Scientists have identified a huge magma plume under the Galapagos archipelago using an array of floating robotic seismometers. In other news, the acronym writers have been working overtime. The robotic seismometers used in study have been named Mobile Earthquake Recording in Marine Areas by Independent Divers, or MERMAIDS.
The EuerkaAlert! reports: The researchers, from institutions in the United States, France, Ecuador and China, found that the volcanoes on Galápagos are fed by a source 1,200 miles (1,900 km) deep, via a narrow conduit that is bringing hot rock to the surface. Such “mantle plumes” were first proposed in 1971 by one of the fathers of plate tectonics, Princeton geophysicist W. Jason Morgan, but they have resisted attempts at detailed seismic imaging because they are found in the oceans, rarely near any seismic stations.
MERMAIDs drift passively, normally at a depth of 1,500 meters — about a mile below the sea surface — moving 2-3 miles per day.
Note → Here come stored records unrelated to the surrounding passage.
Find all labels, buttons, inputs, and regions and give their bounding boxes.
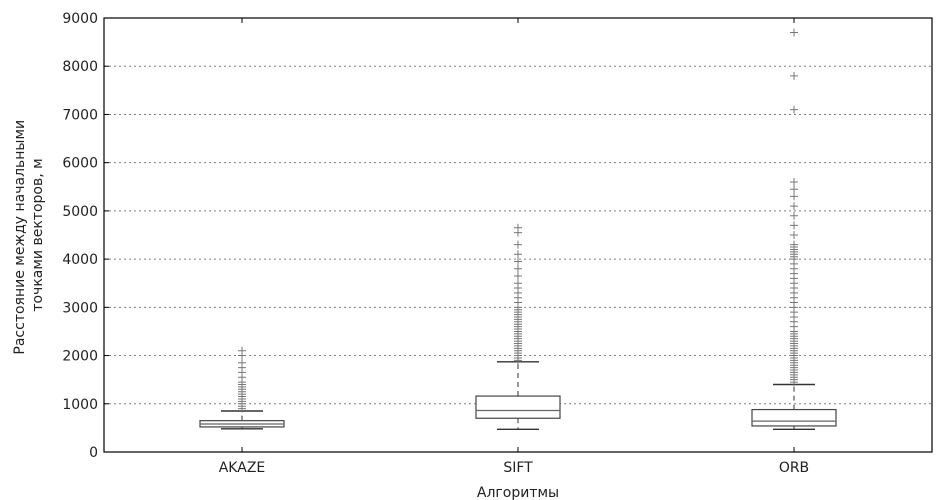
outlier-sift-3950	[514, 257, 522, 266]
x-tick-label-orb: ORB	[779, 460, 809, 476]
outlier-sift-3500	[514, 279, 522, 288]
outlier-sift-4100	[514, 250, 522, 259]
x-axis-title: Алгоритмы	[477, 485, 559, 500]
outliers-akaze	[238, 346, 246, 413]
y-axis-title: Расстояние между начальными точками вект…	[12, 115, 46, 354]
y-tick-label-4000: 4000	[62, 252, 98, 268]
outlier-orb-5300	[790, 192, 798, 201]
y-tick-label-8000: 8000	[62, 59, 98, 75]
outlier-akaze-1850	[238, 358, 246, 367]
outlier-sift-3650	[514, 271, 522, 280]
outlier-orb-5100	[790, 202, 798, 211]
outlier-sift-3800	[514, 264, 522, 273]
iqr-box-sift	[475, 395, 561, 419]
box-orb	[751, 28, 837, 431]
plot-frame	[103, 17, 933, 453]
outlier-orb-7100	[790, 105, 798, 114]
outlier-orb-4700	[790, 221, 798, 230]
outlier-akaze-2100	[238, 346, 246, 355]
outliers-orb	[790, 28, 798, 387]
outlier-sift-4650	[514, 223, 522, 232]
y-tick-label-0: 0	[89, 445, 98, 461]
y-tick-label-5000: 5000	[62, 204, 98, 220]
y-tick-label-1000: 1000	[62, 397, 98, 413]
outlier-orb-7800	[790, 71, 798, 80]
y-tick-label-7000: 7000	[62, 107, 98, 123]
y-axis-ticks: 0 1000 2000 3000 4000 5000 6000 7000 8000 9000	[62, 11, 109, 461]
x-tick-label-sift: SIFT	[503, 460, 533, 476]
outlier-orb-4300	[790, 240, 798, 249]
outlier-orb-4500	[790, 231, 798, 239]
box-akaze	[199, 346, 285, 430]
x-tick-label-akaze: AKAZE	[219, 460, 266, 476]
outlier-orb-5450	[790, 185, 798, 194]
iqr-box-orb	[751, 408, 837, 427]
y-axis-title-line-1: Расстояние между начальными	[12, 120, 28, 355]
boxes	[199, 28, 837, 431]
x-axis-ticks: AKAZE SIFT ORB	[219, 18, 809, 476]
y-tick-label-9000: 9000	[62, 11, 98, 27]
outlier-sift-4300	[514, 240, 522, 249]
y-tick-label-2000: 2000	[62, 349, 98, 365]
y-tick-label-3000: 3000	[62, 300, 98, 316]
box-sift	[475, 223, 561, 431]
y-axis-title-line-2: точками векторов, м	[30, 158, 46, 311]
outliers-sift	[514, 223, 522, 365]
y-tick-label-6000: 6000	[62, 156, 98, 172]
outlier-orb-8700	[790, 28, 798, 37]
outlier-orb-5600	[790, 177, 798, 186]
outlier-orb-4900	[790, 211, 798, 220]
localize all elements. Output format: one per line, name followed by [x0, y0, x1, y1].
When one detects a possible incoming earthquake, it rises to the surface, usually within 95 minutes, to determine its position with GPS and transmit the seismic data.
By letting their nine robots float freely for two years, the scientists created an artificial network of oceanic seismometers that could fill in one of the blank areas on the global geologic map, where otherwise no seismic information is available.
The plume discovered under the Galapagos is the first major discovery accomplished using free-floating seismometers or as they are called, MERMAIDS.
The Galápagos Islands are a volcanic archipelago in the Pacific Ocean, about 600 miles (1,000 kilometers) off the coast of Ecuador.